## Equilibrium Policies

In my thesis research I put forward the notion of defining **equilibrium policies** which represent policies for acting at different points in a spatial landscape as the equilibrium of specially constructed Markov chain. The idea is to define **local policies** for how to act at a particular location as **conditional causal distributions**. These local policies interact with each other over space and time so that the joint distribution over landscape-wide actions is in fact the equilibrium distribution of these local policies interacting over space and time.

The most straightforward way to implement this is to model a paramterized form of the local policy as a conditional distribution

p(action at location c | state of current location c, states of nearby locations {d1,d2,d3...}, parameters)

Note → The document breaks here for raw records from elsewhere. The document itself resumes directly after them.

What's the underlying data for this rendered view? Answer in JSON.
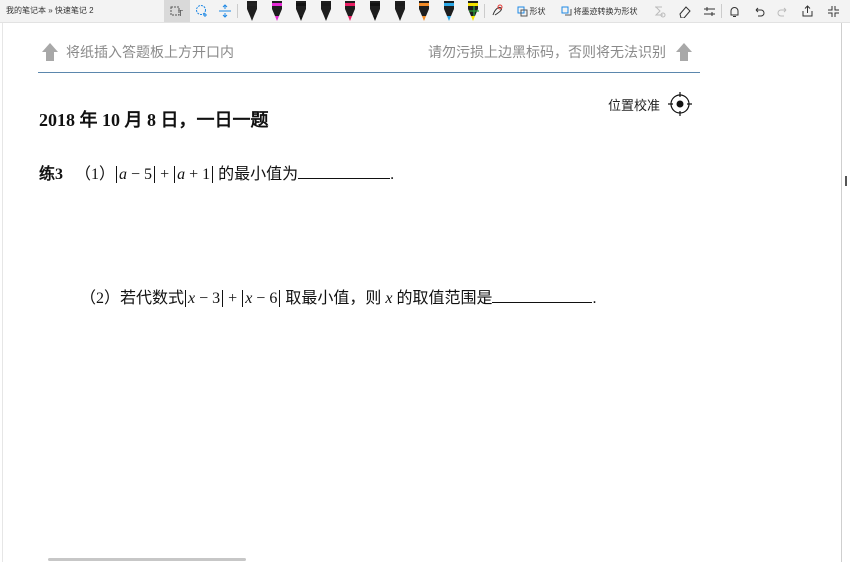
{
  "breadcrumb": "我的笔记本 » 快速笔记 2",
  "toolbar": {
    "shapes_label": "形状",
    "ink_to_shape_label": "将墨迹转换为形状",
    "pens": [
      {
        "color": "#222222"
      },
      {
        "color": "#e52bd4"
      },
      {
        "color": "#111111"
      },
      {
        "color": "#1a1a1a"
      },
      {
        "color": "#e91e63"
      },
      {
        "color": "#111111"
      },
      {
        "color": "#1a1a1a"
      },
      {
        "color": "#f28c28"
      },
      {
        "color": "#2aa7e6"
      },
      {
        "color": "#f5e100"
      }
    ]
  },
  "page": {
    "header_left": "将纸插入答题板上方开口内",
    "header_right": "请勿污损上边黑标码，否则将无法识别",
    "calibration": "位置校准",
    "date_title": "2018 年 10 月 8 日，一日一题",
    "q1": {
      "label": "练3",
      "part": "（1）",
      "a": "a",
      "minus5": " − 5",
      "plus": " + ",
      "plus1": " + 1",
      "text": "的最小值为",
      "end": "."
    },
    "q2": {
      "part": "（2）若代数式",
      "x": "x",
      "minus3": " − 3",
      "plus": " + ",
      "minus6": " − 6",
      "text1": "取最小值，则",
      "text2": "的取值范围是",
      "end": "."
    }
  }
}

Then construct a Markov chain with each timestep made up of a set of variables, one for each location. Then perform Gibbs sampling on the variables, sampling the action for each location in turn while conditioning on the most recent value of all other locations. When the chain (eventually) converges you will be sampling joint landscape actions from the equilibrium distribution represented by the parameters.

Much research has been done on value function abstractions for Reinforcement Learning to increase the size of problem that can be solved.

Abstract policy functions are simply another step in this direction and are particularly useful for direct policy search methods such as policy gradient planning. Rather than learning an abstraction of the values of different states you represent the policy directly and update its parameters in response to experiences during simulation.